CI2 folds and unfolds as a single cooperative unit by simple two-state kinetics, which enables the properties of the transition state to be measured from both the forward and backward rate constants. We have examined how the free energy of the transition state for the folding of chymotrypsin inhibitor 2 (CI2) changes with pH and temperature. In addition to the standard thermodynamic quantities, we have measured the overall acid-titration properties of the transition state and its heat capacity relative to both the denatured and native states. We were able to determine the latter by a method analogous to a well-established procedure for measuring the change in heat capacity for equilibrium unfolding: the enthalpy of activation of unfolding at different values of acid pH were plotted against the average temperature of each determination. Our results show that the transition state of CI2 has lost most of the electrostatic and van der Waals' interactions that are found in the native state, but it remains compact and this prevents water molecules from entering some parts of the hydrophobic core.
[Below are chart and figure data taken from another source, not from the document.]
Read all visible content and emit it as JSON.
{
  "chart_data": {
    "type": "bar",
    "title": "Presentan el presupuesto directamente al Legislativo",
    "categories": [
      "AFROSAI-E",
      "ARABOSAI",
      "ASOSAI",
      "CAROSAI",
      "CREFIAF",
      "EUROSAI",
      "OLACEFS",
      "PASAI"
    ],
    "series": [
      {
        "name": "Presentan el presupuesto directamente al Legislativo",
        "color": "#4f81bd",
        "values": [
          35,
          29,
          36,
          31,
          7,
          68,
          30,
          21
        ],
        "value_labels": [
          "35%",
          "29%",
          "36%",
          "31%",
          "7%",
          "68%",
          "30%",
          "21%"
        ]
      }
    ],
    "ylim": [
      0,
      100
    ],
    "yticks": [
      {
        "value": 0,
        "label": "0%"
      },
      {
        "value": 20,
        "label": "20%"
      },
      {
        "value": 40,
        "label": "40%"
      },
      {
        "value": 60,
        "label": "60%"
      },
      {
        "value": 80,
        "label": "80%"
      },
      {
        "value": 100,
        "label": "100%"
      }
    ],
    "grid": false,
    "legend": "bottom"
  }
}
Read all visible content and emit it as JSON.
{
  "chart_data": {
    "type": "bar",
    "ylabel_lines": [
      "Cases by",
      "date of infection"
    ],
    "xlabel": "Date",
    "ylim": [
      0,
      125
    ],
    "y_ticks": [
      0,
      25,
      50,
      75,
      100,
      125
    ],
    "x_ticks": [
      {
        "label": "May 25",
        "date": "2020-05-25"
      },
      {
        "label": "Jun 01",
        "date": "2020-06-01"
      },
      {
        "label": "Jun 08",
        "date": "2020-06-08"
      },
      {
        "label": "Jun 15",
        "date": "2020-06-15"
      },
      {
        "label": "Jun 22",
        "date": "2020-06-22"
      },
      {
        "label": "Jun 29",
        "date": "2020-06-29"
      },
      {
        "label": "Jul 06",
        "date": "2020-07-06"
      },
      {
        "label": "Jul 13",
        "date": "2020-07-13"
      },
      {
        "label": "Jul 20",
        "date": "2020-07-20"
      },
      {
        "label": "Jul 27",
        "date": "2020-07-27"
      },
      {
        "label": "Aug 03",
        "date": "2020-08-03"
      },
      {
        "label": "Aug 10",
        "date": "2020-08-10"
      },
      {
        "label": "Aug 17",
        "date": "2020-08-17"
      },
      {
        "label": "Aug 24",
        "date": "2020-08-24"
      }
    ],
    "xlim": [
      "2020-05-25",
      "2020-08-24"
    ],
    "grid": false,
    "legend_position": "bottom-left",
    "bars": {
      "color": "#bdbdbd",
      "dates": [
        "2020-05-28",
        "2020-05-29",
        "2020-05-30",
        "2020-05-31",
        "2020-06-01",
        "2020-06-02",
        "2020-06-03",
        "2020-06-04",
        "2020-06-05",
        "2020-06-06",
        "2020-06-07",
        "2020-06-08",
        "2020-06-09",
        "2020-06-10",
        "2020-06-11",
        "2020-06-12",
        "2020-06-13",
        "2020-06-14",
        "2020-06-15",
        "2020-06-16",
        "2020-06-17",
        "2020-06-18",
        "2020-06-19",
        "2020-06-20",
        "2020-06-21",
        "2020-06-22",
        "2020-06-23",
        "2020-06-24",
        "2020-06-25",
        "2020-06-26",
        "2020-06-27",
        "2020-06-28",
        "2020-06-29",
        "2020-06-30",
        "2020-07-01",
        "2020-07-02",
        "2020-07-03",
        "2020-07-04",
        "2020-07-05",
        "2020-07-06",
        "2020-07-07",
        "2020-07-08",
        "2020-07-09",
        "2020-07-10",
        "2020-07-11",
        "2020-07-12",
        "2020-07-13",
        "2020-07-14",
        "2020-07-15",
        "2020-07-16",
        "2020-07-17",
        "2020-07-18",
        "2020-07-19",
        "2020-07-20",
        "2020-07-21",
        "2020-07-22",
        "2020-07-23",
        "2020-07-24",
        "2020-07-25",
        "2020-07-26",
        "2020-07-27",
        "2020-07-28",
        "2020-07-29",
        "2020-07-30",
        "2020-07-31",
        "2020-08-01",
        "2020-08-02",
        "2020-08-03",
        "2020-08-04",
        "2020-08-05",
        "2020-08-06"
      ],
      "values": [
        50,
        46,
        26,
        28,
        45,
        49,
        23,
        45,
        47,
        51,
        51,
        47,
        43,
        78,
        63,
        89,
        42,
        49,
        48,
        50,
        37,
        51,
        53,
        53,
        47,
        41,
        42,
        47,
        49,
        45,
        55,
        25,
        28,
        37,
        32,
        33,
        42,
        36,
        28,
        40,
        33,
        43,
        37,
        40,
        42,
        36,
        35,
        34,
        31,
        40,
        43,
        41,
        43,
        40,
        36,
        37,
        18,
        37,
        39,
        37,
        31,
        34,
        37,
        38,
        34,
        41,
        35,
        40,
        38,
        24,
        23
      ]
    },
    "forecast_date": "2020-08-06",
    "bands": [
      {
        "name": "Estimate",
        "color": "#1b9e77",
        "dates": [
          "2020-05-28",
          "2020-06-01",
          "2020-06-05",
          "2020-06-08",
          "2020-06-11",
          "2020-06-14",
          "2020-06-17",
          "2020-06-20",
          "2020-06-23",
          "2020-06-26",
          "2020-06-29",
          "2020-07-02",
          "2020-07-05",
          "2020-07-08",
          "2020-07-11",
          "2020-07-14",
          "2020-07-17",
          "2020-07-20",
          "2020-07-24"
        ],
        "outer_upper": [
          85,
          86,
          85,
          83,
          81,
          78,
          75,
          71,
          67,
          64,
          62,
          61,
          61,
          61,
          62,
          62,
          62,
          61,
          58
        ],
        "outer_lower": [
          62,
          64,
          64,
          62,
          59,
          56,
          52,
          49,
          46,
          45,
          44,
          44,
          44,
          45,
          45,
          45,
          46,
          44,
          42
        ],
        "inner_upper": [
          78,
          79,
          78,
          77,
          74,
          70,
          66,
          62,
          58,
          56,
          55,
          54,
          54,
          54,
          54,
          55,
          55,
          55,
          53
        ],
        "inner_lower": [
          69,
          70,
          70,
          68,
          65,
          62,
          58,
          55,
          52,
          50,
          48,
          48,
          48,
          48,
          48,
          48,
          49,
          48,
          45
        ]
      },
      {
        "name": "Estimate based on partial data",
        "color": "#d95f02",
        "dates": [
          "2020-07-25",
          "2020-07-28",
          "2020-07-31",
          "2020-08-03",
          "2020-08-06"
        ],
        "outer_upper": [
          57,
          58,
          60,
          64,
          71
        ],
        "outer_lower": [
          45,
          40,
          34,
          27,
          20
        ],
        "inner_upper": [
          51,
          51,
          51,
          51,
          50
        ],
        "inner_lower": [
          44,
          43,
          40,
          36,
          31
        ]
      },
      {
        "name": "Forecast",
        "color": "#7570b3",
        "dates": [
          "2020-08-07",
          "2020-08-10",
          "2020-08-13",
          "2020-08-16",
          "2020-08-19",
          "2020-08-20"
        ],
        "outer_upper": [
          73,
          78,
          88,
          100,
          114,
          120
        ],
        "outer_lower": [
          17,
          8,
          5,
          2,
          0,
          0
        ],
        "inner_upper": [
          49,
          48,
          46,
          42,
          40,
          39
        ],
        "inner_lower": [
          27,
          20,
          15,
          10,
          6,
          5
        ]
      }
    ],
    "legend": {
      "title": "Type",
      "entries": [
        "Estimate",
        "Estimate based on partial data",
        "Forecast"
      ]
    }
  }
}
The properties of the transition state of CI2 are then compared with the major folding transition state of the larger protein barnase, which folds by a multi-state mechanism, with the accumulation of a partly structured intermediate (Dphys or I). CI2 folds from a largely unstructured denatured state under physiological conditions via a transition state which is compact but relatively uniformly unstructured, with tertiary and secondary structure being formed in parallel. We term this an expanded pathway. Conversely, barnase folds from a largely structured denatured state in which elements of structure are well formed through a transition state that has islands of folded elements of structure. We term this a compact pathway. These two pathways may correspond to the two extreme ends of a continuous spectrum of protein folding mechanisms. Although the properties of the two transition states are very different, the activation barrier for folding (Dphys-->++) is very similar for both proteins.